How to make something hulking appear visually light? That was the challenge La Chance gave Pierre Favresse when they charged him with coming up with a dinner table for their inaugural "Jekyll & Hyde" collection. Pierre went with materials that not only conveyed mass. The bulbous shape of the legs and curved table base also express volume. He then delivered on the challenge with a metal cage linking the thick legs to solid top.
Part of the French "nouvelle vague" in design, Pierre's optimistically, streamlined work emphasizes the correlation between traditional craftsmanship and high-tech techniques. Just as integral is the social and environmental concerns in the manufacturing of products. Pierre trained as a cabinet maker before attending the Ecole Nationale SupŽrieure for Decorative Arts, where he now teaches. During this time he also served as studio director for designer Mathieu Lehanneur. He started his own studio in 2010, the same year he also became resident designer at the Ateliers de la Ville de Paris. He also now serves as the artistic director for brand and retailer Habitat.
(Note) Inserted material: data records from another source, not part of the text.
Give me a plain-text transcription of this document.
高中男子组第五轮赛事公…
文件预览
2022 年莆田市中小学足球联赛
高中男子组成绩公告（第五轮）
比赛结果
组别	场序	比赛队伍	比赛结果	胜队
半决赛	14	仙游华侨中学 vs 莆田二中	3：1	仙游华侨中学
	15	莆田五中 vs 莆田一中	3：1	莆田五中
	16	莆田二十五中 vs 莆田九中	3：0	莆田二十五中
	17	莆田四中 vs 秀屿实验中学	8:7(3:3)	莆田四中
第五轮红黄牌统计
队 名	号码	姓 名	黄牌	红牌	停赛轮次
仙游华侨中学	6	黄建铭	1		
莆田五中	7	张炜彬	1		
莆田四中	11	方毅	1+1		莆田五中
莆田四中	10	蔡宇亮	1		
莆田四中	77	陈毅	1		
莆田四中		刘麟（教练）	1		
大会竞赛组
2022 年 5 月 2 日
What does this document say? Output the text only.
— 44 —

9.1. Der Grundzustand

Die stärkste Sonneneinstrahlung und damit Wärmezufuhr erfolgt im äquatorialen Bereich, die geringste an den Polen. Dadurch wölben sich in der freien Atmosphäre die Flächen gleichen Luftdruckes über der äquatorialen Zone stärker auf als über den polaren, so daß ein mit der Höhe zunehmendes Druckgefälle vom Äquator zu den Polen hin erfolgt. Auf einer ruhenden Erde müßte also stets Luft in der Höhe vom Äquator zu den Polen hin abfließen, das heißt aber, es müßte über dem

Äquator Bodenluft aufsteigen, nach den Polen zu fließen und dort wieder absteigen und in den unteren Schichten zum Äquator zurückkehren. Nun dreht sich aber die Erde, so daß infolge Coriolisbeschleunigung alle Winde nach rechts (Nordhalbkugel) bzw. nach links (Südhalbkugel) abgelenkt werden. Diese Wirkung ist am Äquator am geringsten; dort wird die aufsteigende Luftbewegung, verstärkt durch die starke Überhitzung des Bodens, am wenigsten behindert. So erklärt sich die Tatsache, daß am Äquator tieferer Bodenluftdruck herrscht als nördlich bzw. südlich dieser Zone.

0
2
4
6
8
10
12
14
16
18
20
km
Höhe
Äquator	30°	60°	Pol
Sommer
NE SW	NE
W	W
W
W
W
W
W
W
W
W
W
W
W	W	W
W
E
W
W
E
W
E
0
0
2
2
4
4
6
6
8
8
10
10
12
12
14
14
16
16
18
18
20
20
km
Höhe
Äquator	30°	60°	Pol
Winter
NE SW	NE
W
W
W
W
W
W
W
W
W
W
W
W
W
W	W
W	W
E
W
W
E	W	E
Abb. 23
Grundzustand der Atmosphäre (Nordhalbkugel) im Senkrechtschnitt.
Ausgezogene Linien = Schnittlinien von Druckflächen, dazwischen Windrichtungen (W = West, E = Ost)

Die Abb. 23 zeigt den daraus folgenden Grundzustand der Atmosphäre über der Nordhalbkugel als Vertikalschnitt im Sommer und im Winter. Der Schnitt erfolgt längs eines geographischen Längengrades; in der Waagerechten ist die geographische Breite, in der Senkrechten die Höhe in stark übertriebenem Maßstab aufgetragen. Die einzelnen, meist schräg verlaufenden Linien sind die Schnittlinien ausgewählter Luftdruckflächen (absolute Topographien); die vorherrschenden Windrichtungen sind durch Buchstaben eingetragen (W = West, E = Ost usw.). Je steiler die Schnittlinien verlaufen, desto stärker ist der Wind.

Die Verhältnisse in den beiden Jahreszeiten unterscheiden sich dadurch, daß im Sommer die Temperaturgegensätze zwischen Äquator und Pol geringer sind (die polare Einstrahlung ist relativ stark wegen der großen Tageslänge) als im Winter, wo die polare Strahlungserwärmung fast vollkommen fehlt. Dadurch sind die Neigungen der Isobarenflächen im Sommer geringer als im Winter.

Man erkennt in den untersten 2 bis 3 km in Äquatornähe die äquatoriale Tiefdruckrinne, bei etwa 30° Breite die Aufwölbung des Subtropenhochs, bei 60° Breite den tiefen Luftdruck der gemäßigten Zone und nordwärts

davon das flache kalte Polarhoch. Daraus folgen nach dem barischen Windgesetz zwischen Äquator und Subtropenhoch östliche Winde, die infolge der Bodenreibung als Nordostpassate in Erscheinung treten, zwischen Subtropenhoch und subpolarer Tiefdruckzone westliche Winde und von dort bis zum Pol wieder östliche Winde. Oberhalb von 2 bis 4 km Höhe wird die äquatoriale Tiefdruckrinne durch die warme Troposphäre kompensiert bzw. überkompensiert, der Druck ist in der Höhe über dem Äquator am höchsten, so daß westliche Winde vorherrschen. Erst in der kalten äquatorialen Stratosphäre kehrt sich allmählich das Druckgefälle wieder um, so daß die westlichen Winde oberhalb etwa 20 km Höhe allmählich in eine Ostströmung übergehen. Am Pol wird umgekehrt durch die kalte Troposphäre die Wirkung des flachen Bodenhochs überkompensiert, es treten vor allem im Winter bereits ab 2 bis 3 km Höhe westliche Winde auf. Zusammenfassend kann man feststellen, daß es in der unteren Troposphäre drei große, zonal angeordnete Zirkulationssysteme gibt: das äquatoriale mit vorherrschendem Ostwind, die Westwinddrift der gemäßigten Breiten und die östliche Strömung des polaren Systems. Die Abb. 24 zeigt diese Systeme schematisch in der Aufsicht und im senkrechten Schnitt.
Pierre is among the coterie of designers collaborating with La Chance, the new Paris-based house emphasizing furniture, lighting and rugs with a "strong personality" made from "noble, durable and natural materials" and all in "European human-size facilities" Got to love that. La Chance is also entrepreneur Jean-Baptiste Souletie and architect Louise Breguetbeen, who got together in life and work because of, well, la chance! The French duo have lived in India and China; designed offices in London and built homes in Haiti; and have lent their know-how to established luxury companies and start-ups firms.
La Chance launched at the 2012 Milan Salone at Tom Dixon's MOST, a 5-building design world in Milan's National Museum of Science and Technology. We zeroed in on their colorful exhibition inside the railway hall, and it was love at first sight.